Mark Twain’s Autobiography 1910-2010

Mark Twain’s Autobiography 1910-2010

Michael Kupperman isn't afraid to beat a good gag to death. In his hands, a repetitive and simplistic joke like Snake 'n Bacon somehow gets funnier the more he flogs it. One reason why this works so well is that the more absurd the premise, the straighter Kupperman plays it. His frequently flat illustrative style is a perfect counterpoint for the sheer, unrelenting lunacy he draws on page after page. His most recent visual obsession has been the pairing of Mark Twain and Albert Einstein, a gag fueled almost entirely by the fact that he draws them exactly the same--as two men with thick manes of white hair and bushy mustaches. Kupperman took that gag and ran with it, making the duo travel through time, fight crime, and get up to all sorts of other nonsense. The original Twain & Einstein strips worked so well precisely because—other than the vaguest of references to what made them famous—Kupperman made the characters into blank slates. In the same vein, Mark Twain's Autobiography 1910-2010 has little to do with the real Twain and instead is a showcase for an Our Dumb Century-style send-up of the 20th century. Flogging the famous Twain quote "the reports of my death have been greatly exaggerated," Kupperman creates a ridiculous back story for Twain reveals that the author is immortal.
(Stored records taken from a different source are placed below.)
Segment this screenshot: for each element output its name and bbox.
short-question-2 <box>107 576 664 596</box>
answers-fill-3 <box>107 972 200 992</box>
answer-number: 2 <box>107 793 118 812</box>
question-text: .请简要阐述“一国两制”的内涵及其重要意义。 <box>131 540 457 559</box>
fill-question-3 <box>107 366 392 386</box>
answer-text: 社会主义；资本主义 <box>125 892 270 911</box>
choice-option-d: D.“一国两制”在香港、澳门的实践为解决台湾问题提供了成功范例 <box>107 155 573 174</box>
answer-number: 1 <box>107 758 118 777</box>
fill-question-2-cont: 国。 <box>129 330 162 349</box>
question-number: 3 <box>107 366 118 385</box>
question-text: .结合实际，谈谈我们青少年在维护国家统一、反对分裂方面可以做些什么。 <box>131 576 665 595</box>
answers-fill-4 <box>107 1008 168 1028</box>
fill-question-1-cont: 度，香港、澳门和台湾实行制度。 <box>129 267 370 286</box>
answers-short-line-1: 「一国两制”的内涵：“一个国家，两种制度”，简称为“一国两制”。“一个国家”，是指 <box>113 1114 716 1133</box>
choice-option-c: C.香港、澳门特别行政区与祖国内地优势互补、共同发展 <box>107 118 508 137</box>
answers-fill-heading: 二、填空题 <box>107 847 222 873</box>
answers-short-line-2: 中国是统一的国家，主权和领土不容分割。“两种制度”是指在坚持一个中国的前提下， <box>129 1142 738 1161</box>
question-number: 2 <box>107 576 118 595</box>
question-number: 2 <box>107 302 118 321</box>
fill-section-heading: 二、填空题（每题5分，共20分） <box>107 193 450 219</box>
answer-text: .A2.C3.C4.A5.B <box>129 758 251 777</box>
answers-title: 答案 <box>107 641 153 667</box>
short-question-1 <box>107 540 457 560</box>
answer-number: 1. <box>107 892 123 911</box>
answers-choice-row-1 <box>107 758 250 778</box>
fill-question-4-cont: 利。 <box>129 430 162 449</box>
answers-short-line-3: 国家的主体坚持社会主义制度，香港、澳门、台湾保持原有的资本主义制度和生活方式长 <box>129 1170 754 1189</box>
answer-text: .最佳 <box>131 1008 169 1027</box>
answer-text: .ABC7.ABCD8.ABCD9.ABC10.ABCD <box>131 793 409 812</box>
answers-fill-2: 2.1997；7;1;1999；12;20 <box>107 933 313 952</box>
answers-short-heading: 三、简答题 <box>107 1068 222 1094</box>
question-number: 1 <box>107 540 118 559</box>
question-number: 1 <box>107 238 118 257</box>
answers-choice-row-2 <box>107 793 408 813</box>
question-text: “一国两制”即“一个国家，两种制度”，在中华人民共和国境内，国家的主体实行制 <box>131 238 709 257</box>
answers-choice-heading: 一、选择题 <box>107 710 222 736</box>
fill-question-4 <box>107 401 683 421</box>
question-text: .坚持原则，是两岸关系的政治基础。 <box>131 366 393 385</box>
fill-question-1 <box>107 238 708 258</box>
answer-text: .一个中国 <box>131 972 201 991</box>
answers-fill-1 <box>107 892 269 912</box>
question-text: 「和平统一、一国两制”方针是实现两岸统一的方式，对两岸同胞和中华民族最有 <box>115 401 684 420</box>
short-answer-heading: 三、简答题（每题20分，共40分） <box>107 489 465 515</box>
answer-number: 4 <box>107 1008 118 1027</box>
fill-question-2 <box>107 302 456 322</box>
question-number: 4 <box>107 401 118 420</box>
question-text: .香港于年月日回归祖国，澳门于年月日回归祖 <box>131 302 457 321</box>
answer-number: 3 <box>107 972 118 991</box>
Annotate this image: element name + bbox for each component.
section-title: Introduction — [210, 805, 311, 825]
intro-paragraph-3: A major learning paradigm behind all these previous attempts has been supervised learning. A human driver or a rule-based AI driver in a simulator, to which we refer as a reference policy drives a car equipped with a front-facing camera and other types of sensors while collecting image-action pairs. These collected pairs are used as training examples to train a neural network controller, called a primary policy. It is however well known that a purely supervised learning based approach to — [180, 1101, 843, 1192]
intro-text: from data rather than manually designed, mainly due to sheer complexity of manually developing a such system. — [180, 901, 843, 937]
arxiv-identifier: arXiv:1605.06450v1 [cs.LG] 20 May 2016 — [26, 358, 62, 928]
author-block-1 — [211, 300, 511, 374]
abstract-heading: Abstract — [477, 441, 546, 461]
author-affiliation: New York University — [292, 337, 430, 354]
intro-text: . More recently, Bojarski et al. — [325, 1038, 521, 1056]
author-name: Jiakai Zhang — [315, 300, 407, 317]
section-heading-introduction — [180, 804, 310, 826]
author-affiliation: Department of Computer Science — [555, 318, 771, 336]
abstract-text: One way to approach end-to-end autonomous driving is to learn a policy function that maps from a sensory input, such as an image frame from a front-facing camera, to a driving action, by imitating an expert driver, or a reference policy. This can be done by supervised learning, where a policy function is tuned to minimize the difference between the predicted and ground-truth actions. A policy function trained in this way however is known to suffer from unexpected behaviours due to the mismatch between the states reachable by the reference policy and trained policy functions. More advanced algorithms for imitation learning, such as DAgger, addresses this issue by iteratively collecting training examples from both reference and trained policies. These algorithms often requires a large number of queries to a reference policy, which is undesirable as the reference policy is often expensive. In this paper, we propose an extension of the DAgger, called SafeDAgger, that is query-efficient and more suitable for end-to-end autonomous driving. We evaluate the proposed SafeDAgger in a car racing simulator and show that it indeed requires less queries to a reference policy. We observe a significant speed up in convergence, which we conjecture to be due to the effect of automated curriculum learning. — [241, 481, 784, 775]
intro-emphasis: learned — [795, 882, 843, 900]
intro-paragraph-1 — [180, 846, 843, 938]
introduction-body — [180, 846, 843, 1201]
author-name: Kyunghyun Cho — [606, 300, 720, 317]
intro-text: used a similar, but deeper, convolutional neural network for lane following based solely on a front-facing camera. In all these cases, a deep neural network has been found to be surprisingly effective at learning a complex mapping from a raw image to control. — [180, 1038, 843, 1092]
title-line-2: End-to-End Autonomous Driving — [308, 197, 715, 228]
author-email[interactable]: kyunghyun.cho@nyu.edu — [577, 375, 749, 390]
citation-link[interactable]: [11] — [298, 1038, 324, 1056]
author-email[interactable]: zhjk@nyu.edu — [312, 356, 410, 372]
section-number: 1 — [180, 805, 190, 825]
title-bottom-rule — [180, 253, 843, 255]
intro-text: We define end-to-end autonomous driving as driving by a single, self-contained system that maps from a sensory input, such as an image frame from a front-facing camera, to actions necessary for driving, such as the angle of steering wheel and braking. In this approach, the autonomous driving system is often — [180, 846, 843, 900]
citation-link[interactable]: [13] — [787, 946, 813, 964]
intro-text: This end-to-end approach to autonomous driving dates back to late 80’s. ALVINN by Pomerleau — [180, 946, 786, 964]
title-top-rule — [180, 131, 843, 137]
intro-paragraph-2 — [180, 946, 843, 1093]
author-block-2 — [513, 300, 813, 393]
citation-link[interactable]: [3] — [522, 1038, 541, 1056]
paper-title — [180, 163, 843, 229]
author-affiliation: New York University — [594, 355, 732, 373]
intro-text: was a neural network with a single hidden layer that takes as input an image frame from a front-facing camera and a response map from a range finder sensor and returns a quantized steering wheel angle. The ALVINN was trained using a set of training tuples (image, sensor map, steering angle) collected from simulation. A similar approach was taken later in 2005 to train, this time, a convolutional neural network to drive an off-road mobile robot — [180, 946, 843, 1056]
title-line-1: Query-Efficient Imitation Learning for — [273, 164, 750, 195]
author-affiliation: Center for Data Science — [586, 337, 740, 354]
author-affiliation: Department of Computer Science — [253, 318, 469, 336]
In recent issues of his Tales Designed To Thrizzle series, Kupperman has been relying more heavily on text-heavy gags and color than the ultra-dense, cross-hatched rendering that is featured in his first book, Snake 'n Bacon's Cartoon Cabaret. The density of that style could be almost exhausting to read after a few pages, as Kupperman layered gag after gag on top of drawings meant to emulate classic cartooning and illustration tropes. In Mark Twain, Kupperman goes in the opposite direction, as most of the book is illustrated text, with only twenty-four pages of full-blown comics.

The result is a breezy read that varies a little from Kupperman's usual style. Most pertinently, in his illustrations, he's a bit more willing to use a "funny" picture to get across an idea than he has been in his comics. The images he draws of Twain buried in a pile of sand as part of a stand-up comedy act (on the advice of Samuel Beckett), Twain-as-hobo (with his clothes stuffed with newspapers), and Twain as a 1970s porn star are worthy of chuckles even without the accompanying text. Kupperman is also quite willing here to use funny-sounding names to get laughs in a way that he has never employed images to do in his comics. I'm guessing that, based on the sheer number of words in prose, an inherently funny name or two is more acceptable than a visual joke; a picture dominates a page in a comic in a way that a word or two can't. Kupperman goes deep to this well, culminating in a sublime chapter about disco.

In that chapter, Kupperman spends a paragraph detailing the discos in which Twain parties and the celebrities with whom he parties. What starts as a simple idea goes beyond easy parody of Studio 54 and Andy Warhol to a truly inspired place, with repetitive, ever-lengthening sentences in which Kupperman mixes obviously fake names with ridiculous & frequently incongruous real names. He concludes with this orgy of puns and absurdity: "At 5AM I'd stop at Moochy's for a small brandy--Woody Allen or Idi Amin would usually be there--and then I'd finish the night having breakfast at a diner with friends such as Toni Basil, Meatloaf, Mashed Potatoes, Hot Chocolate, Stacka Pancakes, Alfalfa, Potatoes Browning, Soupy Sales, Khoffi Annan, Juice Newton and Melanie. God, those were the days." Those silly names and gags just pour off the page as if Kupperman was desperate to get them out of his head. Kupperman even manages to put together a loose continuity for Twain, bringing back characters and situations from earlier chapters and highlighting Twain's dim awareness of his immortality in a chapter where fellow immortal Santa Claus challenges him to a sword fight in a mall, crying, "There can be only one!"

At times, I was disappointed that this book isn't all comics. In particular, the chapter where Twain is abducted by a floating fortress disguised as an iceberg while guest-starring on The Love Boat would have lent itself to comics form, though perhaps Kupperman's decision not to draw it is part of the point. In other words, perhaps Kupperman wanted to find a way to do gags that wouldn't take him a month to draw, ideas that he may well have shelved because they'd take too long to bring to life.

With this book and the seventh issue of his Thrizzle series, Kupperman takes back the crown of Funniest Cartoonist Alive from Lisa Hanawalt. Finding a way to be more productive without losing his comedic edge is an important breakthrough for an artist like Kupperman, who also spends a lot of this time doing illustration work. Hopefully, the production of this book was painless enough for Kupperman to try something similar in the future; perhaps a prose book-length series of Snake 'n Bacon adventures or the complete mythological story of Pagus, Jesus' half-brother. Whatever direction he moves in, there is a consistent level of dizzying joy to be found in Kupperman's work, a kind of humor that features dark and occasionally satirical edges but is mostly just a barrage of inspired wordplay, deadpan humor, and deceptively simple images.